Ich habe einen Klienten in einer Zürcher Gemeinde, welcher während seinem jetzigen Sozialhilfebezug einen vorherigen Sozialhilfebezug in Raten zurückerstatten muss. Darf die Gemeine das?

Es ist so, dass der Klient ca. 5 Jahre Sozialhilfebezüger war, dann aber wegen einer Erbschaft keine mehr erhielt. Weil er knapp CHF 150'000.- erhielt, musste er die bereits bezogenen Sozialhilfegelder von knapp CHF 100'000.- zurückbezahlen. Dieser Entscheid wurde ein Jahr nach der Erbschaft mitgeteilt. Da der Klient bereits Gelder für seinen Lebensunterhalt verbrauchte, konnte er nur noch CHF 80'000.- zurückbezahlen und musste sich zeitglich wieder auf derselben Gemeinde als Sozialhilfeempfänger anmelden. Da er aber noch den Restbetrag von knapp CHF 20'000.- der Gemeinde Schuldet, wird ihm jetzt sein Grundbedarf gekürzt um damit die Schuld abzubezahlen.

Ist dieses Vorgehen so rechtens?

Eigentlich dachte ich, dass die Gelder auch nur zurück zu erstatten seien, wenn dies keine übertriebene Härt dargestellt hätte, was aber meiner Meinung mit dem erneuten Bezug durch die Sozialhilfe gegeben ist.

Desweitern würde sich die Gemeinde gegenüber anderen Gläubigern, meines Erachtens nach bevorzugen, indem sie jetzt das Geld über die Kürzung des GBL zurückverlangt.

Besten Dank für Ihre Rückmeldung.

Frage beantwortet am

Melanie Studer

Expert*in Sozialhilferecht

Guten Tag

Zunächst zu den anwendbaren Rechtsquellen: Die Rückerstattung von rechtmässig bezogener Sozialhilfe im Kanton Zürich richtet sich in erster Linie nach § 27 SHG/ZH; die SHV/ZH enthält keine weitergehenden Bestimmungen; zudem sind auch die SKOS-RL zu beachten, sofern das Gesetz nicht eine abweichende oder explizitere Norm enthält; der Weisung der SID zur Anwendung der SKOs-RL ist nicht zu entnehmen, dass das Kapitel E. zur Rückerstattung im Kanton Zürich nicht angewendet wird oder weitergehende Abweichungen enthalten wären. Ergänzend ist das Zürcher Handbuch, insbesondere Kapitel 15 zu konsultieren.

Bei § 27 SHG handelt es sich um eine «kann-Bestimmung», d.h. der Gemeinde steht ein Entschliessungsermessen zu, ob rechtmässig bezogene wirtschaftliche Hilfe überhaupt zurückerstattet werden muss; dies auch dann, wenn ein Hilfeempfänger durch Erbschaft in finanziell günstige Verhältnisse gerät (vgl. § 27 Abs. 1 lit. b SHG/ZH).

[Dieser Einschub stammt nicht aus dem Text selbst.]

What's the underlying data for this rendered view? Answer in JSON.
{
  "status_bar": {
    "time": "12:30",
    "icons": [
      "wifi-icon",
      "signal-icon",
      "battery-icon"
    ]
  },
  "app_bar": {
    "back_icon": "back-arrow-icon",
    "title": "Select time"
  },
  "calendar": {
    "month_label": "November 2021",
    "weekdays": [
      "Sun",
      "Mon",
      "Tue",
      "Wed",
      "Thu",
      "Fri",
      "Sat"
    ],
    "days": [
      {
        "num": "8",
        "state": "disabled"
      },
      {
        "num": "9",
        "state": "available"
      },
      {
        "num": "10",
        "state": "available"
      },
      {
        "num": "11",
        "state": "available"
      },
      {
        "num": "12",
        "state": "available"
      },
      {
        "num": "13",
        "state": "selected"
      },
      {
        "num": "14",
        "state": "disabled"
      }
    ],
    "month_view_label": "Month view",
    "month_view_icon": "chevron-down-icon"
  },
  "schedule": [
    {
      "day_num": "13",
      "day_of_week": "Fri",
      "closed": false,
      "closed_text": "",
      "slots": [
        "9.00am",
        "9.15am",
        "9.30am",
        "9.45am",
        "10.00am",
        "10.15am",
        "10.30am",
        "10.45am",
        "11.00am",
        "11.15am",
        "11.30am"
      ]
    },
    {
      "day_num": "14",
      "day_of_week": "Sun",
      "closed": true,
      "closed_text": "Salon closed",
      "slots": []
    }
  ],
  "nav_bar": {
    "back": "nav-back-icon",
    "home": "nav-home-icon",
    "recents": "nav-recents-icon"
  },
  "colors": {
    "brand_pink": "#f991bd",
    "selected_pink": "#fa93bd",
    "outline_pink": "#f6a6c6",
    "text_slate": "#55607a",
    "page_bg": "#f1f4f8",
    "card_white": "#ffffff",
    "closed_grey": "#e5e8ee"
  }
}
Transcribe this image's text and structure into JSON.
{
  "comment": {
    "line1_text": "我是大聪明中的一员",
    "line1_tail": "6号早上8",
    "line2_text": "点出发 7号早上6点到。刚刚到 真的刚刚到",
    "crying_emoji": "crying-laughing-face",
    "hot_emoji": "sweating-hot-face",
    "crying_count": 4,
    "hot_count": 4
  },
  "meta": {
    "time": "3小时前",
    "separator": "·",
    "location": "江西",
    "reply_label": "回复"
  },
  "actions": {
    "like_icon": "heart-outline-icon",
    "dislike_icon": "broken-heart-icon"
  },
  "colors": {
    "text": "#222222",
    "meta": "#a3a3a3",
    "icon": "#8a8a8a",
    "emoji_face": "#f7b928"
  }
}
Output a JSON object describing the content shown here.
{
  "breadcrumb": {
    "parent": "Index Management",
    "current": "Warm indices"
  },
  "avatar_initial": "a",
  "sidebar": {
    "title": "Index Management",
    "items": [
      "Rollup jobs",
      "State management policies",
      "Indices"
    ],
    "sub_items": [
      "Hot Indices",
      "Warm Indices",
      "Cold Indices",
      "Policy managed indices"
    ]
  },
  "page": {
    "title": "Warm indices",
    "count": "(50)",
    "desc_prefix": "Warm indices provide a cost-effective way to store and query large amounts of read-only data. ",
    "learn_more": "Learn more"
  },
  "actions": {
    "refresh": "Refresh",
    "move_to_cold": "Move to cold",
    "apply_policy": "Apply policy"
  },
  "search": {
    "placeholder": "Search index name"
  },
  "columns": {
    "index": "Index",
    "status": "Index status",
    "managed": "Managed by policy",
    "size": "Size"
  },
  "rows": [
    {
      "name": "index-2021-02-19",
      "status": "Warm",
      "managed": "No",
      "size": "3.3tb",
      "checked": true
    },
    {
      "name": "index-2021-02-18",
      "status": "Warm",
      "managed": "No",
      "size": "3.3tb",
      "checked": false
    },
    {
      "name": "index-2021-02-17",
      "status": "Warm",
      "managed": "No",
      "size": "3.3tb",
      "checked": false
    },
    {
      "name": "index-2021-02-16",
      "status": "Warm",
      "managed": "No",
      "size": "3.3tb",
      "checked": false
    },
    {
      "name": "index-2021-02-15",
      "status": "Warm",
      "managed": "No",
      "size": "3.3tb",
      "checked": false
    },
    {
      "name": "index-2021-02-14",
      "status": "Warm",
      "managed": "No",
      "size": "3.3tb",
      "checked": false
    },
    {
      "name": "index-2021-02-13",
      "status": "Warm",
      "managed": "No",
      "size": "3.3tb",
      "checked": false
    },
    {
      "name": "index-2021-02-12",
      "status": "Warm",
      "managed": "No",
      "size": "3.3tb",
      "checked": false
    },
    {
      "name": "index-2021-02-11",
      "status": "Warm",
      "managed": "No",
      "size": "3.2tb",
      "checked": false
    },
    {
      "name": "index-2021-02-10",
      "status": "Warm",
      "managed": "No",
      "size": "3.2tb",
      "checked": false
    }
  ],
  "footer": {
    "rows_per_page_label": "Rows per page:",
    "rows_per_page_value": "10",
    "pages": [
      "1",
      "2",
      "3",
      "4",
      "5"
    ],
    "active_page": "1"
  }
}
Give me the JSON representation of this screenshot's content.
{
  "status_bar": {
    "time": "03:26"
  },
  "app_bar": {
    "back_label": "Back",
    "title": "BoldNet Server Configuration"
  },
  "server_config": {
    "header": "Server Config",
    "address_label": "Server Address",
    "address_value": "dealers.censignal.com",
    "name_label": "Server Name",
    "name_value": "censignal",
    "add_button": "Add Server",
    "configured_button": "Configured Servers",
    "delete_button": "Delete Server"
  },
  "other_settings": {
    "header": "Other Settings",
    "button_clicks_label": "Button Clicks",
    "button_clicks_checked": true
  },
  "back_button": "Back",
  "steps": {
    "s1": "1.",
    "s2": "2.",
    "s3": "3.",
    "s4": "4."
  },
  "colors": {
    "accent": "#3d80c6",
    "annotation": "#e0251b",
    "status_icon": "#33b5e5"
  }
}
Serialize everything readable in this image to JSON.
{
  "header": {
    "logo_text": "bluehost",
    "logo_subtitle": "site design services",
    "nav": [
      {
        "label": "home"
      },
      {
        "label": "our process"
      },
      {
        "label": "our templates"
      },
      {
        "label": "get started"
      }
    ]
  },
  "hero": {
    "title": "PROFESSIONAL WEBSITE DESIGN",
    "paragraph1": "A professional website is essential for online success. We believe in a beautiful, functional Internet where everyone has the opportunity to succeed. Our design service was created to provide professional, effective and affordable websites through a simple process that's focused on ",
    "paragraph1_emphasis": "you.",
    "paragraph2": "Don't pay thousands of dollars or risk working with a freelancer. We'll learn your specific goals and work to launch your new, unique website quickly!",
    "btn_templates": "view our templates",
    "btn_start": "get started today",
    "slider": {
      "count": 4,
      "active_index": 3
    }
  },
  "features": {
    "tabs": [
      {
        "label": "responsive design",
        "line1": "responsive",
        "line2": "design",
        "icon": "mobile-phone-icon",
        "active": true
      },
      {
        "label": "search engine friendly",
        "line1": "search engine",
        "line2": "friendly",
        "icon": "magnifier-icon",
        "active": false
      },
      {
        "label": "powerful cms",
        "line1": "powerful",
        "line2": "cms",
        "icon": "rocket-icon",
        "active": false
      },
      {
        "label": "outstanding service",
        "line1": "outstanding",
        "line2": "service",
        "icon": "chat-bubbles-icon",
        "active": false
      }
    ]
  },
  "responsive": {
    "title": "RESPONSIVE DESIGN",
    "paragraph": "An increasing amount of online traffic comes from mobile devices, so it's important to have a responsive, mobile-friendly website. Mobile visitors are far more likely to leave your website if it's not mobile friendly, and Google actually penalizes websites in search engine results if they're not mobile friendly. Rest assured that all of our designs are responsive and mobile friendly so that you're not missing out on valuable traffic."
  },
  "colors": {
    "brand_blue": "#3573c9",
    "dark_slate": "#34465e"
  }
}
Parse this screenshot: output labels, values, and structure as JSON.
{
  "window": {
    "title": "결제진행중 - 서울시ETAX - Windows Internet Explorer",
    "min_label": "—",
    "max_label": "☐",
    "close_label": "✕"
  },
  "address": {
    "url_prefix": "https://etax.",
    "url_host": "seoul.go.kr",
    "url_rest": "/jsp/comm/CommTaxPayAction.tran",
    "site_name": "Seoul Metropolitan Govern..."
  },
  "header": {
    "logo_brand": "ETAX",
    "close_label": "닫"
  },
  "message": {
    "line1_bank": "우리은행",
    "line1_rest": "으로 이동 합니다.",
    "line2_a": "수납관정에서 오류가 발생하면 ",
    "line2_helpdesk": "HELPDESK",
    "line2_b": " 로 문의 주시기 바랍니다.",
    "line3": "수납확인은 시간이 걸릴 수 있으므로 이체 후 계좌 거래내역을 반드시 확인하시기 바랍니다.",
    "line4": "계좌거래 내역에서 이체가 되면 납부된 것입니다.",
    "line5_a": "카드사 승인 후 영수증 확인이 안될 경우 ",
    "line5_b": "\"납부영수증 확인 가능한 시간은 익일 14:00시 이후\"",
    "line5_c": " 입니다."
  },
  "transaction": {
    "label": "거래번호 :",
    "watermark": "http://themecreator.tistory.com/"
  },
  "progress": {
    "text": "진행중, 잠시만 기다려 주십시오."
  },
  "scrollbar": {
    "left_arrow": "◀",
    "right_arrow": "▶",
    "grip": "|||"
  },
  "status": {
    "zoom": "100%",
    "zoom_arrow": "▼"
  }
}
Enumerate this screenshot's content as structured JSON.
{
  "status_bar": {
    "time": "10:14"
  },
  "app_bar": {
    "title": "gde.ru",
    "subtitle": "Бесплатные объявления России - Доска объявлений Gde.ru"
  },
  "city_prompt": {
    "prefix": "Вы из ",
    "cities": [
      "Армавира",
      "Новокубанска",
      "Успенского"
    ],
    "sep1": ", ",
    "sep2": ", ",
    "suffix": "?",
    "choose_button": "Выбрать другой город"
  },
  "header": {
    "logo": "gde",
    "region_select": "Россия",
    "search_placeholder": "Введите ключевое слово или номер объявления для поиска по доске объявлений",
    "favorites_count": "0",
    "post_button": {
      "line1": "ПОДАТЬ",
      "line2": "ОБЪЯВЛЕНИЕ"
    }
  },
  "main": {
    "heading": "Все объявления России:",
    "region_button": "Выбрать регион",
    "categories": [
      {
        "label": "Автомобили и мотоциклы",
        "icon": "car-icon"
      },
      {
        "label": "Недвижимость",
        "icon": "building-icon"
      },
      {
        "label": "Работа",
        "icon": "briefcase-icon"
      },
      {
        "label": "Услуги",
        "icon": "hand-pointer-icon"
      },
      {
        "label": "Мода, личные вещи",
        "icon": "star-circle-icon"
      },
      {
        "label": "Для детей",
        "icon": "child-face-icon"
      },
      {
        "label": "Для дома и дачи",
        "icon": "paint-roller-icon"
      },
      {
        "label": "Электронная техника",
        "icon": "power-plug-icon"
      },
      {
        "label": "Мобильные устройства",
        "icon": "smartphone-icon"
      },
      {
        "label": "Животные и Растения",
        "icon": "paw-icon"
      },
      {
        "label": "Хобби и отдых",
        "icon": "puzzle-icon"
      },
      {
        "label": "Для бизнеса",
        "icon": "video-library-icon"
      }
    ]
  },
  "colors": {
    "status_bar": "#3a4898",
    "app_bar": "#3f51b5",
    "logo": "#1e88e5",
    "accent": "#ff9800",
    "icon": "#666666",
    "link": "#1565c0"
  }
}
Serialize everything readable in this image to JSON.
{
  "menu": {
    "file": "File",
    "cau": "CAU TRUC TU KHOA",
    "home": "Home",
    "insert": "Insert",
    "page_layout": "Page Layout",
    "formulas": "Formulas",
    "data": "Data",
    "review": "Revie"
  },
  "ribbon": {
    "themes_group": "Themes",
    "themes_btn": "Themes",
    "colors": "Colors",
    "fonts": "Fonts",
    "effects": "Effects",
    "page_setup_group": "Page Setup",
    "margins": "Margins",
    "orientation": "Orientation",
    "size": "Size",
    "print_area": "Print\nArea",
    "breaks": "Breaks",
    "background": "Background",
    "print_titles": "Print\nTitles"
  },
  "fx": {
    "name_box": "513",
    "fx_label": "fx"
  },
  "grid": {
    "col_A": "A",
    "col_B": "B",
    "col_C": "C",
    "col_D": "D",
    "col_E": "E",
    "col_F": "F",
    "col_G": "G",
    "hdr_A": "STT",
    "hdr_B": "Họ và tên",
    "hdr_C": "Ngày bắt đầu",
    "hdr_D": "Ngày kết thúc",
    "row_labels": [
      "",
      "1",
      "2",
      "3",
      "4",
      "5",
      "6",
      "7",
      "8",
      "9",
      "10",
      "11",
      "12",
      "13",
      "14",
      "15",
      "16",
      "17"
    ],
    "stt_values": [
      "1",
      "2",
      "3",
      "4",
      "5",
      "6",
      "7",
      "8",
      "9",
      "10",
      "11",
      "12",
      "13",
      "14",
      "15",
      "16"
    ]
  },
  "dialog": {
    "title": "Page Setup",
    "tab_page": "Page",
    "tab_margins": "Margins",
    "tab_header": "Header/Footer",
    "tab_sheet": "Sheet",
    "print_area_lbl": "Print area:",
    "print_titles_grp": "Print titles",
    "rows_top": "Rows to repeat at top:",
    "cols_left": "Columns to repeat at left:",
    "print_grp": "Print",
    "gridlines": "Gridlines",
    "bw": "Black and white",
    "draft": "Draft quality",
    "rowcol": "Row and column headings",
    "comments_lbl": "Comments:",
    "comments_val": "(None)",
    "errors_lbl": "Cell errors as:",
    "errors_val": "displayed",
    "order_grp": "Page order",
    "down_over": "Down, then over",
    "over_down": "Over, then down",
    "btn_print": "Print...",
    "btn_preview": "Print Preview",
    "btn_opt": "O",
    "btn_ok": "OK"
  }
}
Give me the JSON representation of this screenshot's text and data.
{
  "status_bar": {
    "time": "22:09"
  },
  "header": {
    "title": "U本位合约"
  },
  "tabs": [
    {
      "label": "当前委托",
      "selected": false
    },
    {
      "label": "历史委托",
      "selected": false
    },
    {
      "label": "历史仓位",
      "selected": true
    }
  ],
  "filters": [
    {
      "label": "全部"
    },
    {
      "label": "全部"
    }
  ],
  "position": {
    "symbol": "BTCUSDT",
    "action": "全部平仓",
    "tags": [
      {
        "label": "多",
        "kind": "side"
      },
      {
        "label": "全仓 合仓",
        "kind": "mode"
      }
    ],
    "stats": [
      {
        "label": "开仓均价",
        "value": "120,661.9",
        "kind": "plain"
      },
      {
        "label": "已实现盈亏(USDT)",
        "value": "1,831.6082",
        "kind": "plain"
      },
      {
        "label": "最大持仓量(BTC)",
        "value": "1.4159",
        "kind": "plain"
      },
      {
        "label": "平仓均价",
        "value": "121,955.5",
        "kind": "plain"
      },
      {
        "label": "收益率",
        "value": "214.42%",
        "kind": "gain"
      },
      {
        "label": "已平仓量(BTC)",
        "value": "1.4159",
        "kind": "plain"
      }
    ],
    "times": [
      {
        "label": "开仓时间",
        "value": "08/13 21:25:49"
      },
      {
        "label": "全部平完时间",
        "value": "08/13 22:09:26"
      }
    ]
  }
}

Dieses Ermessen wurde in dem Sinne ausgeübt, dass eine Rückerstattung verfügt wurde; dass dabei vom gesamten Betrag der Erbschaft (Fr. 150'000) ausgegangen wurde und nicht «nur» von den im Zeitpunkt der Verfügung noch vorhandenen Fr. 80'000 ist zunächst einmal nicht zu beanstanden: so hält auch das Handbuch in Kapitel 15.2.03 fest: «Grundsätzlich unerheblich für die Rückerstattungsforderung ist, ob die unterstützte Person im Zeitpunkt der Rückforderung nach wie vor in günstigen Verhältnissen ist oder nicht. Gibt sie also das ihr zugeflossene Vermögen sogleich wieder aus (z.B. zur Tilgung von Schulden), so hat dies keinen Einfluss auf die Rückerstattungsforderung. Auch in einem solchen Fall kann eine Rückerstattung verfügt werden. » (so auch Wizent Guido, Sozialhilferechtliche Rückerstattung gegenüber der Klientel, in: Jusletter vom 19. März 2018, Rz. 56 mit Hinweis auf Z.B. Urteil des Verwaltungsgerichts Zürich VB.2010.00639 vom 7. April 2011, E. 4.4 (ausgeschlagene Erbschaft);Urteil des Verwaltungsgerichts Zürich VB.2003.00107 vom 19. März 2003, E. 4 (Erbschaft für andere Zwecke eingesetzt). Es scheint zudem, dass der Vermögensfreibetrag von Fr. 30'000 bei der Verfügung der Rückerstattung berücksichtigt wurde. Dieser ursprüngliche Rückerstattungsbeschluss ist – so nehme ich an – auch bereits in Rechtskraft erwachsen, sodass sich die Frage, ob auf diese Rückerstattung an sich schon hätte verzichtet werden müssen, weil es eine übertriebene Härte darstellt, nur noch theoretisch stellt.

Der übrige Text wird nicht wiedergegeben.